The problem with flake is that it's hard to determine; we could have had all our integration tests pass on our merge to main, but we have now introduced a new race condition or a flaky test. When working on a distributed system, there is no way to be 100% certain that our tests or code has no bugs; as mentioned above, we have to fall back to statistics. The best way to determine what is failing is to run your test suite on a timer periodically, perhaps once an hour, against the main branch. This work will give us additional data to help prioritise fixes.

1.3 Make it easy to track down issues

If a random test failure happens and it takes ~+30 minutes to track down the root cause, no one will do it. This is why it is essential to trace your integration tests. When you add tracing to your integration tests, you can see the sequencing of tests (are they run in parallel, serial, etc.), how long each of them takes, and if correctly set up, you will your trace will include all the spans from the backend API service. Distributed tracing will help tell the story better and give clues about what might be wrong.

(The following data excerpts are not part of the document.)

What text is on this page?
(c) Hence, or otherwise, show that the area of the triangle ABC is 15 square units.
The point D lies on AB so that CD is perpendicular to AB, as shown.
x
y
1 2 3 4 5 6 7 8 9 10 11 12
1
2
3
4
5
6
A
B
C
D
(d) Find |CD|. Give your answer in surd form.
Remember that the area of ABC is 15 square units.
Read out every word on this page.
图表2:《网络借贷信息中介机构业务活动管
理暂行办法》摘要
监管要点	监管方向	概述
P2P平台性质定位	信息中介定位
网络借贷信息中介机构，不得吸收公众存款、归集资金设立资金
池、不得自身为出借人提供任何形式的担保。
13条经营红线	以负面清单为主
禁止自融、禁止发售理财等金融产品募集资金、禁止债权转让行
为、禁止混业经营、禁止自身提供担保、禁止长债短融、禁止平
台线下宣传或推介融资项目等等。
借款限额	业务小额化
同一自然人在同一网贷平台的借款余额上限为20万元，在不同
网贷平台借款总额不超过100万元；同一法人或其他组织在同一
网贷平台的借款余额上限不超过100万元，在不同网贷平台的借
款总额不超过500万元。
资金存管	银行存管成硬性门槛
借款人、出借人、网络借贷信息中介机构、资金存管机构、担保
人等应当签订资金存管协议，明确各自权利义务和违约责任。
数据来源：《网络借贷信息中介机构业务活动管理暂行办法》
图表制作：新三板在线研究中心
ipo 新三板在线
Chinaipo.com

Reducing the need for the suite

As previously mentioned, these tests likely use components that are not 100% reliable, and because of this, we want to reduce the number of tests that depend on those unreliable components.

2.1 System design

As with software engineering, everything comes back to sound system design. An over-reliance on integration tests might indicate that your system lacks boundaries. A typical example might be authorization; it is a cross-cutting concern, e.g., validated across multiple layers. A lousy design/implementation might lead an engineer to create an integration test for each possible scenario so it can be tested across every layer. A good design is to have a single integration test that validates authorization across all the layers and then individual unit tests that validate that each scenario is being adhered to.

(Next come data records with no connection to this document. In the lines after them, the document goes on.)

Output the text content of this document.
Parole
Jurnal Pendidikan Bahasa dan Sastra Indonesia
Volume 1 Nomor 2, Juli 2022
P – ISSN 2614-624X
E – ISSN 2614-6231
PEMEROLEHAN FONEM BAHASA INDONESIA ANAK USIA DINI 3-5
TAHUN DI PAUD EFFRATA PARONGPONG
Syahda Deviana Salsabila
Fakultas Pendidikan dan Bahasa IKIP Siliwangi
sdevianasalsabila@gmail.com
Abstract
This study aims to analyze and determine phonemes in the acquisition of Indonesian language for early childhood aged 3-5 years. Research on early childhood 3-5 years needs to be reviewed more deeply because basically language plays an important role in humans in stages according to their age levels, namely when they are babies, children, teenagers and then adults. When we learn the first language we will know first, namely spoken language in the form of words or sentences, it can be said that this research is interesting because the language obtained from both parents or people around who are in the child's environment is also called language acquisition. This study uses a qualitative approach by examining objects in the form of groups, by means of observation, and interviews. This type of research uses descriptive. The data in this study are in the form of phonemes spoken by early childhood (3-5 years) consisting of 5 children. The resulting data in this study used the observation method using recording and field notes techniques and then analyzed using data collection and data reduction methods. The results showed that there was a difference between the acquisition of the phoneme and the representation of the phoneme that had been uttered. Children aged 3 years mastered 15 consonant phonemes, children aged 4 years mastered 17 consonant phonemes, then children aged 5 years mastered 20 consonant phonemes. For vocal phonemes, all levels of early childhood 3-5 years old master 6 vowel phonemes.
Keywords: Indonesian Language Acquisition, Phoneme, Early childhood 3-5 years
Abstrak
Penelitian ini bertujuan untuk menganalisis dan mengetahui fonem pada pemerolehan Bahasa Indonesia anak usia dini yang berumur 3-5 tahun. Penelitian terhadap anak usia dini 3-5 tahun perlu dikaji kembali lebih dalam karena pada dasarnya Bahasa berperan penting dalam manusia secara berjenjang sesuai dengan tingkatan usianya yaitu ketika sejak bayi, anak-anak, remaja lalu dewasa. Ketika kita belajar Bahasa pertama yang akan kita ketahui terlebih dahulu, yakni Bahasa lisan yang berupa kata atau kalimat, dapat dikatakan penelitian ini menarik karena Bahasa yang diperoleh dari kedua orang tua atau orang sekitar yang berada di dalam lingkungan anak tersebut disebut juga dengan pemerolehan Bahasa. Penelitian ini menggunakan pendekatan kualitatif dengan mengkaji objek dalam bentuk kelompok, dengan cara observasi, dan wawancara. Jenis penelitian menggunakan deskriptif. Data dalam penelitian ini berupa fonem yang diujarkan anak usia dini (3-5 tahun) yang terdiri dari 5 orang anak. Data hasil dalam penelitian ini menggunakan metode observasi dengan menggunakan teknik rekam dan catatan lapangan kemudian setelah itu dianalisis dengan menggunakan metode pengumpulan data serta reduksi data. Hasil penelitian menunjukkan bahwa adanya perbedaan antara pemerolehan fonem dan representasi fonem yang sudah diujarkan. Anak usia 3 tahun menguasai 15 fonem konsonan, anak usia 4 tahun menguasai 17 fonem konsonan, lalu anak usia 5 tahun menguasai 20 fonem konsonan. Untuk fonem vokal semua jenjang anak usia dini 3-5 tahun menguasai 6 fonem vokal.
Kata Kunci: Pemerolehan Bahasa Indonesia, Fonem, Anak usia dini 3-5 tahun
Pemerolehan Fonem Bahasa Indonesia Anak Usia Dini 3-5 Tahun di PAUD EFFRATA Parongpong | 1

2.2 Make doing the right thing easy

Developers are inherently lazy (in a good way). If creating an integration test is easier for them than creating a unit test, then they will do it. It is important that we have common patterns and approaches for working with integration tests. There should be a standard set of examples of 'good' that can be used in PRs to help guide people to doing the right thing WITHOUT involving the network.

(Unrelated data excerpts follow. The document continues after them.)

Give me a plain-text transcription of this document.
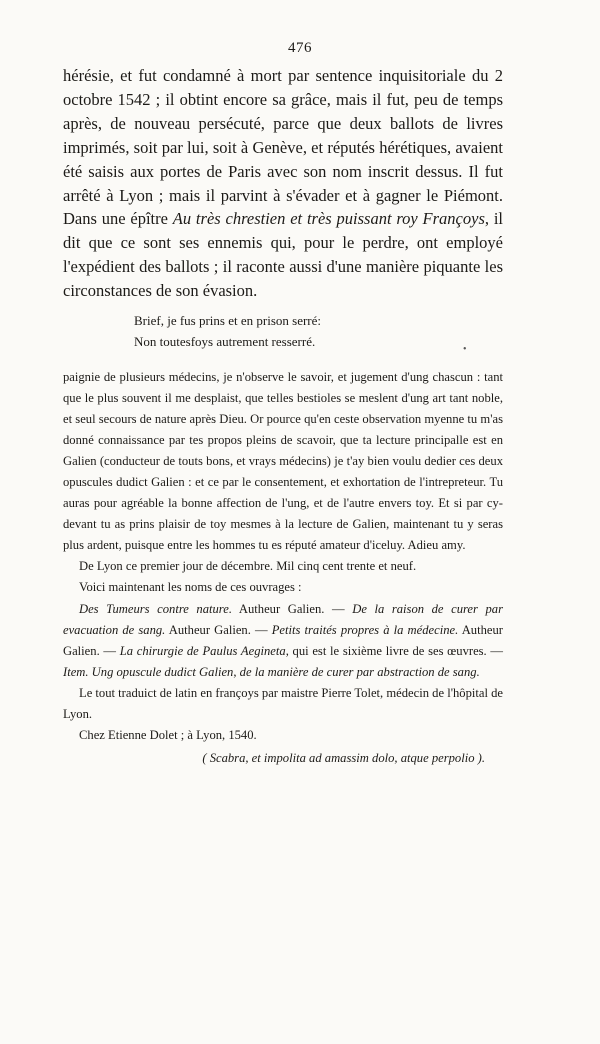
476

hérésie, et fut condamné à mort par sentence inquisitoriale du 2 octobre 1542 ; il obtint encore sa grâce, mais il fut, peu de temps après, de nouveau persécuté, parce que deux ballots de livres imprimés, soit par lui, soit à Genève, et réputés hérétiques, avaient été saisis aux portes de Paris avec son nom inscrit dessus. Il fut arrêté à Lyon ; mais il parvint à s'évader et à gagner le Piémont. Dans une épître Au très chrestien et très puissant roy Françoys, il dit que ce sont ses ennemis qui, pour le perdre, ont employé l'expédient des ballots ; il raconte aussi d'une manière piquante les circonstances de son évasion.

Brief, je fus prins et en prison serré:
Non toutesfoys autrement resserré.
•

paignie de plusieurs médecins, je n'observe le savoir, et jugement d'ung chascun : tant que le plus souvent il me desplaist, que telles bestioles se meslent d'ung art tant noble, et seul secours de nature après Dieu. Or pource qu'en ceste observation myenne tu m'as donné connaissance par tes propos pleins de scavoir, que ta lecture principalle est en Galien (conducteur de touts bons, et vrays médecins) je t'ay bien voulu dedier ces deux opuscules dudict Galien : et ce par le consentement, et exhortation de l'intrepreteur. Tu auras pour agréable la bonne affection de l'ung, et de l'autre envers toy. Et si par cy-devant tu as prins plaisir de toy mesmes à la lecture de Galien, maintenant tu y seras plus ardent, puisque entre les hommes tu es réputé amateur d'iceluy. Adieu amy.

De Lyon ce premier jour de décembre. Mil cinq cent trente et neuf.

Voici maintenant les noms de ces ouvrages :

Des Tumeurs contre nature. Autheur Galien. — De la raison de curer par evacuation de sang. Autheur Galien. — Petits traités propres à la médecine. Autheur Galien. — La chirurgie de Paulus Aegineta, qui est le sixième livre de ses œuvres. — Item. Ung opuscule dudict Galien, de la manière de curer par abstraction de sang.

Le tout traduict de latin en françoys par maistre Pierre Tolet, médecin de l'hôpital de Lyon.

Chez Etienne Dolet ; à Lyon, 1540.

( Scabra, et impolita ad amassim dolo, atque perpolio ).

2.3 Audit existing integration tests and move them to unit tests

Based on the results of periodically running our integration tests, we should see what suite or reason we are failing. Using this data, we should look at what the integration test is attempting to test for and then move those scenarios into unit tests. Based on the results of 2.2, we should now have a better way to test various components in isolation. This is a slow burn; it is unlikely we will be able to tackle them all, though this will likely fall into the 80/20 rule, where 20% of our tests are causing 80% of the failures.

What not to do?

You must not apply automatic test retries. It seems logical to retry a failing test, though retrying a failing test creates a few unintended problems:

  1. It masks genuine failures. People only care about problems when a big red X or the building breaks. If we silently retry issues, these failing tests will not get the attention that they deserve
  2. Tests that fail 100% of the time will be retried. This increases the amount of time it will take to get a failing result

Summary

Implementing these six steps can dramatically improve our integration test reliability. These steps are challenging; they require buy-in and constant attention from the engineering team. I believe that once you and your team start seeing a lot more successes than failures, they will once again start caring about the integration test suite.